Por Slavoj Žižek
Devo
confessar que, muitas vezes, não gostei do que Hugo Chávez fazia,
principalmente nos últimos anos do seu reinado. Não me refiro às
ridículas acusações referentes à sua ditadura “totalitária” (às pessoas
que afirmavam isto, aconselharia um ano ou dois numa ditadura de estilo
stalinista!). De fato, ele fez muitas loucuras. Em matéria de política
externa, não é possível perdoar-lhe a amizade com Lukaschenko e
Ahmadinajad; em política econômica, a série de medidas improvisadas e
mal formuladas que, em vez de resolver realmente os problemas,
procuravam cobri-los de dinheiro para que não aparecessem; os maus
tratos contra os prisioneiros políticos, a ponto de merecer uma
reprimenda do próprio Noam Chomsky; até – no final – algumas medidas
culturais ridículas como a proibição dos Simpsons na TV.
Mas tudo
isto se torna insignificante diante do projeto fundamental com o qual se
comprometera. Todos sabemos que, no capitalismo global dos nossos dias,
com sua evolução espetacular, mas profundamente desigual, são cada vez
mais numerosas as pessoas sistematicamente excluídas da participação
ativa da vida social e política.

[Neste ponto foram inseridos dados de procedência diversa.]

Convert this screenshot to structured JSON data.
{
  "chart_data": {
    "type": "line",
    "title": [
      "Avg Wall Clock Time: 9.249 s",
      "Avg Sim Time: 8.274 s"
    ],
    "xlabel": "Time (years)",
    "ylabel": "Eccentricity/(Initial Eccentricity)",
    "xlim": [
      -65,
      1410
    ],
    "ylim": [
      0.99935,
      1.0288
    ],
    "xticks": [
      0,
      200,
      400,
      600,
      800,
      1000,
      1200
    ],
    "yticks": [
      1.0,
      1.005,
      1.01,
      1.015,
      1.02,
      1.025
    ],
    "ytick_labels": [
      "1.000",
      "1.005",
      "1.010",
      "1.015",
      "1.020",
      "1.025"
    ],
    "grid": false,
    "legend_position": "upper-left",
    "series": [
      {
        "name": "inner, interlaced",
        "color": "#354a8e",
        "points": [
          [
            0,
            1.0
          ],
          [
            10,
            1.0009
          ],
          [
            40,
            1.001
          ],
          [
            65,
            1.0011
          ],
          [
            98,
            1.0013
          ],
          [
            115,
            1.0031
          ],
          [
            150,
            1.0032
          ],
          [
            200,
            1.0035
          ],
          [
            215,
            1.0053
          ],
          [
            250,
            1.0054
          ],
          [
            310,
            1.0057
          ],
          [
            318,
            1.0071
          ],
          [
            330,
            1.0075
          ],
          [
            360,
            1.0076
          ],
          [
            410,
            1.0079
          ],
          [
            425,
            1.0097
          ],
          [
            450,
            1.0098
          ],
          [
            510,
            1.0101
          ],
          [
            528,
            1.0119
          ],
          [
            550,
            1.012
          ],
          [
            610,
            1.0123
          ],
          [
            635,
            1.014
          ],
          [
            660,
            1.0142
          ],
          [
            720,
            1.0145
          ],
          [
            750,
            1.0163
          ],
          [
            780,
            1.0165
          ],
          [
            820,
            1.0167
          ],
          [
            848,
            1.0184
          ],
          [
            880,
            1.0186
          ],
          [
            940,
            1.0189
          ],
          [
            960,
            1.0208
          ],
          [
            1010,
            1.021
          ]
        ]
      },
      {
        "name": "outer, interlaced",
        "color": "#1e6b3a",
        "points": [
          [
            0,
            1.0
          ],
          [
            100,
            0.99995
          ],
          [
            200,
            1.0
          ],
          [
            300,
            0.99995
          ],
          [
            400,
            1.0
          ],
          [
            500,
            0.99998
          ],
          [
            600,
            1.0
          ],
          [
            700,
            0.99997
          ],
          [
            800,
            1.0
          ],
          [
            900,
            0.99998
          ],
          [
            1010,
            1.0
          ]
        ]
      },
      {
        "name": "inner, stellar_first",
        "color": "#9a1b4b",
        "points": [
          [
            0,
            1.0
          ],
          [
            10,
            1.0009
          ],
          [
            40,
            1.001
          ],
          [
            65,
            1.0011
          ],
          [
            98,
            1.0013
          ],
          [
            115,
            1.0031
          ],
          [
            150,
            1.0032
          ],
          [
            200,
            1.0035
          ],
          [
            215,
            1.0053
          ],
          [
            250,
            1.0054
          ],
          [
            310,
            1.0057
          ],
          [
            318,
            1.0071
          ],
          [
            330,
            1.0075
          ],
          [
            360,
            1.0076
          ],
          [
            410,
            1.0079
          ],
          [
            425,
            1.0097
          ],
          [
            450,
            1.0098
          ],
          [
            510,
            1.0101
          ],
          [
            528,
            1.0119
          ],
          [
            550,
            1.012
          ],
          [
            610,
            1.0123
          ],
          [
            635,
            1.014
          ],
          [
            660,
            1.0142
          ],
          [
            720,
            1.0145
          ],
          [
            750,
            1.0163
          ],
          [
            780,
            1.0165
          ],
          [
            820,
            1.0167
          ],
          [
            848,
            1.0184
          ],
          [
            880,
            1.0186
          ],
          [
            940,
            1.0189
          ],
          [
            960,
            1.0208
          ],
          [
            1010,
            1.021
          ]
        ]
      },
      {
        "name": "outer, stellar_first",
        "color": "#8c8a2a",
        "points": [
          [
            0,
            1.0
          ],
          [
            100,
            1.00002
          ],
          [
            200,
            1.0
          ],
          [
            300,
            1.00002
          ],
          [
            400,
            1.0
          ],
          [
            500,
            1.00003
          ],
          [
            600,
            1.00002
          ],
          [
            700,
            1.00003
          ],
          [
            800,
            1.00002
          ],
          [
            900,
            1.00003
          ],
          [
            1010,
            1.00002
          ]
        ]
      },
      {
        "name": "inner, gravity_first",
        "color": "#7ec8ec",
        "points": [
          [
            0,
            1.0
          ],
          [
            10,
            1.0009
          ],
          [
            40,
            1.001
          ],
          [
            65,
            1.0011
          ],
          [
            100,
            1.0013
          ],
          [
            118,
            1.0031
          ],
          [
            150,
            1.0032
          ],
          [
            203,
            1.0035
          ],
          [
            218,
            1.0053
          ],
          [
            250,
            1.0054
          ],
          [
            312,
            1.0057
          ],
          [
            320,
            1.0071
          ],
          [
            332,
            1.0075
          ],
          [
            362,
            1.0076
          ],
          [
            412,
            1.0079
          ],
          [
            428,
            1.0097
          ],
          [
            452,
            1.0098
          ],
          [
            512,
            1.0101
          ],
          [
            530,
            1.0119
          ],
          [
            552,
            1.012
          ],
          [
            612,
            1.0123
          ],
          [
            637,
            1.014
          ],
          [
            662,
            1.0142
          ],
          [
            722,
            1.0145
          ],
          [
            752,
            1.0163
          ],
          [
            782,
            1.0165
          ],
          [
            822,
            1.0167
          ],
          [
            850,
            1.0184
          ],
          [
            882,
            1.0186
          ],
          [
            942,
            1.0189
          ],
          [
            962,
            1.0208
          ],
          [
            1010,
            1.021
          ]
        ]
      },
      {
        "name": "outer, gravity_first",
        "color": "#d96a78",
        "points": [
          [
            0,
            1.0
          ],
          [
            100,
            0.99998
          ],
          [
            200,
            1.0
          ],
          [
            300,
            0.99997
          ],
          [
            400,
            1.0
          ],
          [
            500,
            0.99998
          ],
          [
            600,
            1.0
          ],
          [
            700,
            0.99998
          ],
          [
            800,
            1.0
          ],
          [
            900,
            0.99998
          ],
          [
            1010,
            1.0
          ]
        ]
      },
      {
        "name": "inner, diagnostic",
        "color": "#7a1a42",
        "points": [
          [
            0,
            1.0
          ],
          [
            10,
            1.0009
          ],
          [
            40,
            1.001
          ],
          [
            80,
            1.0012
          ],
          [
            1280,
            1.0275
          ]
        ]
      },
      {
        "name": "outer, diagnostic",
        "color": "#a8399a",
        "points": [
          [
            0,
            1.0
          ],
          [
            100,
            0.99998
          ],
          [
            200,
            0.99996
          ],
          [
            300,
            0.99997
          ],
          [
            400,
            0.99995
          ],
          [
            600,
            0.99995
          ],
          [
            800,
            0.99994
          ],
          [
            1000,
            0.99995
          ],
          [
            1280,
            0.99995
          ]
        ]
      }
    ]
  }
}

O crescimento explosivo das favelas nas
últimas décadas, principalmente nas megalópoles do Terceiro Mundo, das
favelas da Cidade do México e de outras capitais da América Latina até a
África (Lagos, Chade) à Índia, China, Filipinas e Indonésia, é talvez o
acontecimento geopolítico crucial dos nossos tempos. Como, dentro em
breve a população urbana da terra superará a população rural (ou, quem
sabe, dada a imprecisão dos censos do Terceiro Mundo, já aconteceu), e
como os habitantes das favelas serão a maioria nas populações urbanas,
não temos condições de tratar com um fenômeno marginal.
Esses grupos
enormes constituem evidentemente um dos objetos privilegiados da ajuda
humanitária e das instituições assistenciais para as elites liberais –
basta lembrar de imagens emblemáticas como a de Bill Gates abraçando uma
criança indiana paralítica. Somos constantemente solicitados a deixar
de lado as nossas divisões ideológicas e a fazer algo a respeito –
quando vamos a uma loja da Starbucks para tomar uma xícara de café,
sabemos que já estamos fazendo alguma coisa, porque uma parte do preço
que pagamos vai para as crianças da Guatemala ou de outro país.
Mas Chávez
via que isto não bastava. Ele via no horizonte os contornos de um novo
apartheid. Ele via a luta de classes de outrora ressurgindo sob a forma
de novas divisões e até mesmo divisões mais profundas. E ele fez alguma
coisa a respeito. Ele foi o primeiro a não só “cuidar dos pobres”, no
velho estilo peronista, falando por eles, mas a canalizar com
determinação toda a sua energia no seu despertar e efetivamente na sua
mobilização como agentes políticos ativos e autônomos. Ele viu
claramente que, sem a sua inclusão, nossas sociedades caminharão
paulatinamente para um estado de guerra civil permanente. Basta lembrar
da frase imortal do filme Cidadão Kane, de Orson Welles, quando
Kane, acusado de falar pelos desfavorecidos contra a sua própria
classe, responde: “Se eu não defender os interesses dos não
privilegiados, alguém mais o fará – talvez alguém sem dinheiro ou
propriedades e isto será muito ruim”. Este “alguém mais” seria Chávez.
Portanto,
enquanto ouvimos todo este palavreado a respeito do “legado ambíguo” de
Chávez, do fato de ele ter “dividido a sua nação”, sempre que o expomos a
uma crítica muitas vezes merecida, não devemos esquecer o sentido de
tudo isto. Ele se referia ao povo, ao governo de, para e pelo povo. Toda
a confusão foi uma confusão criada pela dificuldade de realizar este
governo. Com toda a sua retórica teatral, Chávez foi sincero a esse
respeito, ele queria dizer isto mesmo. Seus fracassos foram os nossos
fracassos.
Ouvi dizer
que existe uma doença do coração – como órgão – que vai crescendo
excessivamente sem conseguir funcionar como deve, incapaz de bombear
todo o sangue através das veias dilatadas. Talvez Chávez tenha morrido
porque tinha um coração grande demais.